In 1923, Camus was accepted into the Lycée Bugeaud and eventually was admitted to the University of Algiers. After he contracted tuberculosis in 1930, he had to end his football activities; he had been a goalkeeper for a prominent Algerian university team. In addition, he was only able to study part-time. To earn money, he took odd jobs: as a private tutor, car parts clerk, and assistant at the Meteorological Institute. He completed his licence de philosophie (BA) in 1936; in May 1936, he successfully presented his thesis on Plotinus, "Rapports de l'hellénisme et du christianisme à travers les oeuvres de Plotin et de saint Augustin" ("Relationship of Greek and Christian thought in Plotinus and St. Augustine"), for his diplôme d'études supérieures (roughly equivalent to an MA thesis).
Camus joined the French Communist Party in the spring of 1935, seeing it as a way to "fight inequalities between Europeans and 'natives' in Algeria." He did not suggest he was a Marxist or that he had read Das Kapital, but did write, "We might see communism as a springboard and asceticism that prepares the ground for more spiritual activities." In 1936, the independence-minded Algerian Communist Party (PCA) was founded. Camus joined the activities of the Algerian People's Party (Le Parti du Peuple Algérien), which got him into trouble with his Communist party comrades, who in 1937 denounced him as a Trotskyite and expelled from the party. Camus then became associated with the French anarchist movement.
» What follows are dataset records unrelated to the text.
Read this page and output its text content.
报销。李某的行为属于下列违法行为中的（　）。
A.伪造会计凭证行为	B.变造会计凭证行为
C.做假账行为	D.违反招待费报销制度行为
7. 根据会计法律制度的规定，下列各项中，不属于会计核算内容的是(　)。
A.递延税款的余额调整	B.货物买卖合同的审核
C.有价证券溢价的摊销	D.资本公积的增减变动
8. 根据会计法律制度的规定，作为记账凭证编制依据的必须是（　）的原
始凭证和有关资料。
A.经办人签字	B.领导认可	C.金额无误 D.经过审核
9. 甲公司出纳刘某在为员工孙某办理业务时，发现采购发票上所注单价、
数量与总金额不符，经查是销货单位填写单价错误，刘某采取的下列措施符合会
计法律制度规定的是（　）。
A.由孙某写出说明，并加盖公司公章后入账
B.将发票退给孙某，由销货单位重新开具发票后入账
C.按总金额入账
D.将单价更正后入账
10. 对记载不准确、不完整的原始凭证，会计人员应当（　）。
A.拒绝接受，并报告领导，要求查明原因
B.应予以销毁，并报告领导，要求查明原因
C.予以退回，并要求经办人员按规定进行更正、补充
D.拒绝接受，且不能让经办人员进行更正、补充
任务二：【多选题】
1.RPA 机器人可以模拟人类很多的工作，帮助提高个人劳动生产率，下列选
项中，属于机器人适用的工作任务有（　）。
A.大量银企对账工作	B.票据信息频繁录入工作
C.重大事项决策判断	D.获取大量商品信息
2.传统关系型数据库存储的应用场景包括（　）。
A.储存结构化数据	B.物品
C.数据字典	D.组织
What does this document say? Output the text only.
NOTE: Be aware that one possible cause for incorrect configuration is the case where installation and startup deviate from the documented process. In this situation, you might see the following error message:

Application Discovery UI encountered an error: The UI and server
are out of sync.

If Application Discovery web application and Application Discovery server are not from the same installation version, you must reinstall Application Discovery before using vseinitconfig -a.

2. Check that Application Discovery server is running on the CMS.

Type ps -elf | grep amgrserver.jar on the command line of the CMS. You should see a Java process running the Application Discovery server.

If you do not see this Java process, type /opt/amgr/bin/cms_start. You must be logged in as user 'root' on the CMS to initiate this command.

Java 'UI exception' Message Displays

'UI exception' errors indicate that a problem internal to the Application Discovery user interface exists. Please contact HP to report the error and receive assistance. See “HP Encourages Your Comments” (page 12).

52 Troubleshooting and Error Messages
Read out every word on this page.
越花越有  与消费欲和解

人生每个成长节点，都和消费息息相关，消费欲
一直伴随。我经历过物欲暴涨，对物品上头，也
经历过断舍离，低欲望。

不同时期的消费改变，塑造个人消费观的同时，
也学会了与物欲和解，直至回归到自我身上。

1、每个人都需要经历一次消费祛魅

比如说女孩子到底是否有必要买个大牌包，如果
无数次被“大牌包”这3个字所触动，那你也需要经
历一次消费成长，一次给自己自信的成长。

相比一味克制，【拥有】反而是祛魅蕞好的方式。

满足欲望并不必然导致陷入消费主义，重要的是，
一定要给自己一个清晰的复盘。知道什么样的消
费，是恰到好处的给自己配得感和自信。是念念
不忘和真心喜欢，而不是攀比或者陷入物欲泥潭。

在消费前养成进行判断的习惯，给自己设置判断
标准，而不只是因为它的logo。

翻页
The anarchist André Prudhommeaux first introduced him at a meeting in 1948 of the Cercle des Étudiants Anarchistes (Anarchist Student Circle) as a sympathiser familiar with anarchist thought. Camus wrote for anarchist publications such as Le Libertaire, La révolution Proletarienne, and Solidaridad Obrera (Workers' Solidarity), the organ of the anarcho-syndicalist CNT (National Confederation of Labor). Camus stood with the anarchists when they expressed support for the uprising of 1953 in East Germany. He again allied with the anarchists in 1956, first in support of the workers' uprising in Poznań, Poland, and then later in the year with the Hungarian Revolution.